Contrairement aux différences liées à l’âge ou à la génétique, ces inégalités découlent de déterminants modifiables. Elles sont donc évitables, injustes et socialement construites. À titre d’exemple, les personnes vivant en contexte de défavorisation sont plus à risque de développer des maladies chroniques, de présenter une espérance de vie réduite ou de rencontrer davantage d’obstacles dans l’accès aux services de santé.
Plusieurs facteurs contribuent à ces écarts. Les conditions matérielles jouent un rôle central : logement inadéquat, insécurité alimentaire ou emploi précaire ont des répercussions directes sur la santé physique et mentale. À cela s’ajoutent des facteurs psychosociaux, comme le stress, l’insécurité financière ou l’isolement social, ainsi que des inégalités dans l’accès aux soins, qu’il s’agisse de la disponibilité des services, de la littératie en santé ou de barrières culturelles.
La réduction des inégalités sociales de santé repose sur des actions concertées visant l’amélioration des conditions de vie, le soutien aux populations vulnérables, le développement de soins de première ligne accessibles et le renforcement de la prévention.

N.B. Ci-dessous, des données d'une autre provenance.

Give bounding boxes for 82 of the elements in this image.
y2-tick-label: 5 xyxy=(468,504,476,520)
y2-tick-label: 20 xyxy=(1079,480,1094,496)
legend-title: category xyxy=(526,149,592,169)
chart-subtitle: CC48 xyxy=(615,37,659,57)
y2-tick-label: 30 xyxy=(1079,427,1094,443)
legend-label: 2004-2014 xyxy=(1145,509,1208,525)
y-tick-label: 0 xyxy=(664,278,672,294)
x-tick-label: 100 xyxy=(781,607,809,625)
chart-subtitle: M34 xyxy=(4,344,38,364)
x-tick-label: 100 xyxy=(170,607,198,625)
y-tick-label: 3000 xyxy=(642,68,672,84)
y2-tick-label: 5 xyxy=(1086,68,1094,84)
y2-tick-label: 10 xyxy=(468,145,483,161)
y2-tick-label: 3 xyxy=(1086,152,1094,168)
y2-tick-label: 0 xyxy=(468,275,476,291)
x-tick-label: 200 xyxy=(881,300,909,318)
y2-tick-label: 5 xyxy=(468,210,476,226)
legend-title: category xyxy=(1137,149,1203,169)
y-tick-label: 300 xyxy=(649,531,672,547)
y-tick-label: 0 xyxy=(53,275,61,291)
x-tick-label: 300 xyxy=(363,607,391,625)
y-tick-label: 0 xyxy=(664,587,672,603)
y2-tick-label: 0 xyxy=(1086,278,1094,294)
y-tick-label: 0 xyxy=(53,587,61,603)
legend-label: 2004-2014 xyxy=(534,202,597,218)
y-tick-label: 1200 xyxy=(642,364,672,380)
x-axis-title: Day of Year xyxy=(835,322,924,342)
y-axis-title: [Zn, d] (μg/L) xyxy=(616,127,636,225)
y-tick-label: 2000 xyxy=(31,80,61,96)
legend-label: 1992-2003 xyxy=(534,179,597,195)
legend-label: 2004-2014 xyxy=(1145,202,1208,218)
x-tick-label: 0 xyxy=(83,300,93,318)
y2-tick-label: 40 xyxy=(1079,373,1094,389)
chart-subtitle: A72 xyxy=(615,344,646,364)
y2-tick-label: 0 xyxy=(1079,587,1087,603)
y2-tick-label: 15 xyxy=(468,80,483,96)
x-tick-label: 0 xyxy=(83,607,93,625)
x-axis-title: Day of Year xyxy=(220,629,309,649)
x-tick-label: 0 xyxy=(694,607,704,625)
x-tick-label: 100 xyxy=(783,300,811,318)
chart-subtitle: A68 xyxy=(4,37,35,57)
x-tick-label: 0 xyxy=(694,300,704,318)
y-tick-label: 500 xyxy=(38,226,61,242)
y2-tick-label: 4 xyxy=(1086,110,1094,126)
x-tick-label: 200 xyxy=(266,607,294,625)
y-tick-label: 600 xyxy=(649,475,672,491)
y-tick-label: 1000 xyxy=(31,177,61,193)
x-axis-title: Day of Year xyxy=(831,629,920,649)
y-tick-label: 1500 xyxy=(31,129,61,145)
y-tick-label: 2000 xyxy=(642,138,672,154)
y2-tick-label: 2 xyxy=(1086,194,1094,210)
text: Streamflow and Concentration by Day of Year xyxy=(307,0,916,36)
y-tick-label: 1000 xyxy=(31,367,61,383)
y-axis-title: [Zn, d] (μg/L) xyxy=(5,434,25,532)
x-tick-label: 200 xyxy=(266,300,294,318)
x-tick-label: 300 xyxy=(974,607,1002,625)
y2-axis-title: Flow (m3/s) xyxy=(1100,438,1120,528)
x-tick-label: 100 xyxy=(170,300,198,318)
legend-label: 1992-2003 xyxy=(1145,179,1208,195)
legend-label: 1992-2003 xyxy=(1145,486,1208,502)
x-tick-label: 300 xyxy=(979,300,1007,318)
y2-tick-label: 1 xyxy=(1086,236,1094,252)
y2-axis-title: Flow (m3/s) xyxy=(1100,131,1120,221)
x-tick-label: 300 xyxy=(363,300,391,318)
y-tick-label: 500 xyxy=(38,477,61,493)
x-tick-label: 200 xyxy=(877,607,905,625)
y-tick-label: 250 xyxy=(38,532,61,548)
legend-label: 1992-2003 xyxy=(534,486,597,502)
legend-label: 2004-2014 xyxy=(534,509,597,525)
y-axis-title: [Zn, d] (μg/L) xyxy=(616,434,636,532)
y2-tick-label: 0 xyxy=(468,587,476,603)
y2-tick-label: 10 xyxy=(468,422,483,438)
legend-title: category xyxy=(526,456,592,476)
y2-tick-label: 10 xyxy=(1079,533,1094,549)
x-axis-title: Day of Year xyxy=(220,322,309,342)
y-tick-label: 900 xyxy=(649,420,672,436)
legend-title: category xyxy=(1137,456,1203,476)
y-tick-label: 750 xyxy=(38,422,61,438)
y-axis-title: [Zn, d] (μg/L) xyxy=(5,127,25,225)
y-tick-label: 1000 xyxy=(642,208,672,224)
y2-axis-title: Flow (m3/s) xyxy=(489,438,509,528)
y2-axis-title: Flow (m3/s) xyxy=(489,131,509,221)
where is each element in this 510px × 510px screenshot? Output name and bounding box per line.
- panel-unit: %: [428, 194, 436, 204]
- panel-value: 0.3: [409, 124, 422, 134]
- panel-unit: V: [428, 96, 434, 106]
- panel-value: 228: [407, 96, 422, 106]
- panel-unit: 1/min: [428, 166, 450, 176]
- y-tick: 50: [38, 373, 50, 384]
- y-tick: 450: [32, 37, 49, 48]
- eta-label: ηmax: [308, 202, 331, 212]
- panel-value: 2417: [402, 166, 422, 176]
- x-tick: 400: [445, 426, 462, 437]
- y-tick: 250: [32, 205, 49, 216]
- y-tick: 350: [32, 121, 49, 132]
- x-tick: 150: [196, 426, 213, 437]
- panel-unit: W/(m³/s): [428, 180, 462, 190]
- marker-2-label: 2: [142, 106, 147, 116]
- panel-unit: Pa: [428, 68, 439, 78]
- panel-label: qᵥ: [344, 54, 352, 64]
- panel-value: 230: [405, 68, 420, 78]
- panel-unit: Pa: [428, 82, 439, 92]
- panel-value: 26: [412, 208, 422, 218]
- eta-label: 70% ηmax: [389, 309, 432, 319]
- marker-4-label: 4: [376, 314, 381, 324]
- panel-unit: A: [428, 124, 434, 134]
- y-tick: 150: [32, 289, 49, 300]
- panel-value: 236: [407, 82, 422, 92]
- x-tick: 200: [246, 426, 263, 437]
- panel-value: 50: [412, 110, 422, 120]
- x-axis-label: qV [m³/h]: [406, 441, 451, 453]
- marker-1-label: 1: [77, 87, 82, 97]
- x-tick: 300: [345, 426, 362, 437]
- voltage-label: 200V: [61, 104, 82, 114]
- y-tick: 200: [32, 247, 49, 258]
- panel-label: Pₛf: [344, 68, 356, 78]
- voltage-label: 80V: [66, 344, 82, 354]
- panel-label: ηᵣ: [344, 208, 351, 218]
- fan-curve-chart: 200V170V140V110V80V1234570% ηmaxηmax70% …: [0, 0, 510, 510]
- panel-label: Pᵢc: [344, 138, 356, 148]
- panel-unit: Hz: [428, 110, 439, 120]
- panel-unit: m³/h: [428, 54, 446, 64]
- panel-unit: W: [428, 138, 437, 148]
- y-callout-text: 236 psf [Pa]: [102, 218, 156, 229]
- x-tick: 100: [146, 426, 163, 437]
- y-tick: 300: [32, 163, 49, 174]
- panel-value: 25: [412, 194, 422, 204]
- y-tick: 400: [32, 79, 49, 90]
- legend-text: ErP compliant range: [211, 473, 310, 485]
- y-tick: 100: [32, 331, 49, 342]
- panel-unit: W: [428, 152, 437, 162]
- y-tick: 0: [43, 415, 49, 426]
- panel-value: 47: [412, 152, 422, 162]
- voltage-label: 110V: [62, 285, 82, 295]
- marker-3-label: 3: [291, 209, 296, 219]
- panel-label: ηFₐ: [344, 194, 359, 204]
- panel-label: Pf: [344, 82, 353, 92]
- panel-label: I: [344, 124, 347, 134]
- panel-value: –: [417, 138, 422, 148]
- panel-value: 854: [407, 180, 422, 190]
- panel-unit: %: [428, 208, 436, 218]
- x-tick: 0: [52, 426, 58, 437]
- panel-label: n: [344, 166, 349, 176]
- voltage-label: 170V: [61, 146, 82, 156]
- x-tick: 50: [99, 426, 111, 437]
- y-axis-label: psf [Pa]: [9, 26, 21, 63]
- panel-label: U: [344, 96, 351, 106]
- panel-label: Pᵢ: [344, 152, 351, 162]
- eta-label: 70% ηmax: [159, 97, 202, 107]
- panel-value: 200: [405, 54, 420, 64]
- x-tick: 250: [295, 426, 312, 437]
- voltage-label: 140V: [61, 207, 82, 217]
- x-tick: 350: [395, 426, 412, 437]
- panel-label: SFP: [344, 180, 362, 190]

Le rôle de l’organisation communautaire
Saviez-vous que les onze organisatrices et organisateurs communautaires sur le territoire :
- sont à l’écoute des enjeux et des réalités vécues par les communautés;
- soutiennent le renforcement du pouvoir d’agir collectif;
- accompagnent la planification et le développement de projets collectifs;
- appuient la concertation et les organismes communautaires;
- analysent les besoins et les enjeux du milieu;
- contribuent à l’adaptation des services de l’établissement afin qu’ils soient cohérents avec les réalités du territoire.
L’organisation communautaire constitue un levier essentiel dans la lutte contre les inégalités sociales de santé, puisqu’elle agit directement sur les conditions de vie qui influencent la santé des populations. Par une approche de proximité, les organisatrices et organisateurs communautaires mobilisent les communautés, soutiennent les groupes vulnérables et favorisent la participation citoyenne.
Leur travail permet de mieux cerner les besoins du milieu, qu’il s’agisse d’accès aux services, d’insécurité alimentaire, d’isolement, de logement ou de transport. En collaboration avec les acteurs locaux, ils accompagnent la mise en place de projets collectifs, de comités et de partenariats intersectoriels visant à améliorer les déterminants sociaux de la santé.
En renforçant le pouvoir d’agir individuel et collectif, l’organisation communautaire contribue à réduire les écarts évitables entre les groupes sociaux et à promouvoir une plus grande justice sociale au sein des communautés.